Antecipo-me, apenas, em apontar algo: de fato, Kant expulsa o conhecimento da relação entre gosto e arte, todavia, essa relação existia e existe em outros pensadores e pertenceu à uma época. Como ignorar o fato de que o gosto seja, também, uma crítica à abstração? Como ignorar sua conexão com o conhecimento? Se Adorno era crítico da abstração, da razão instrumental, do peso da totalidade sobre o particular (das estruturas de poder sobre o sujeito), por qual razão não salvar determinados aspectos do gosto? Se o gosto era uma via que lidava tanto com o sensível quanto com o racional, qual a razão de negar sua potencialidade em criticar a razão abstrata e em relacionar-se com o mundo sensível?
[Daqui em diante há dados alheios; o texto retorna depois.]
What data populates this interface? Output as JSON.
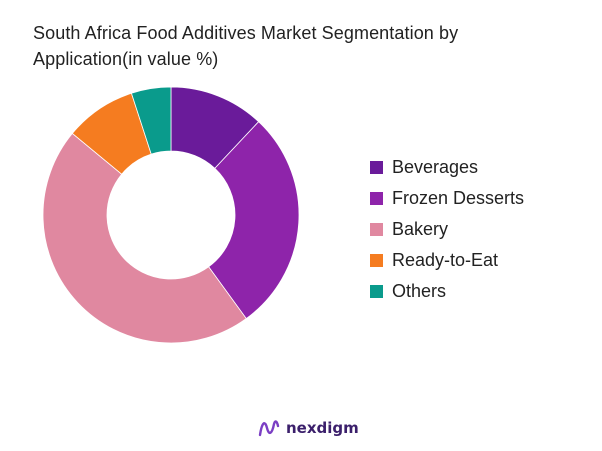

Enfim, a problematização do gosto é inevitável, e mostrarei, de outras formas a mais, como é possível fazê-la. Entretanto, antes de avançarmos em direção a essa constatação, é preciso atravessar dois breves momentos. Primeiro, a origem da estética. Segundo, a antinomia kantiana do gosto. Só então apresentar sua crítica do gosto, que, em parte, é uma recusa à sua posição dentro da indústria cultural, e, noutra parte, é um afastamento da estética do gosto, a qual é, em grande medida, a estética em sua origem, ainda no século XVIII. Além disso, a própria origem da estética, sua constituição e sua consolidação, envolve alguns paradoxos quando se pensa a crítica de Adorno ao esclarecimento e à razão instrumental.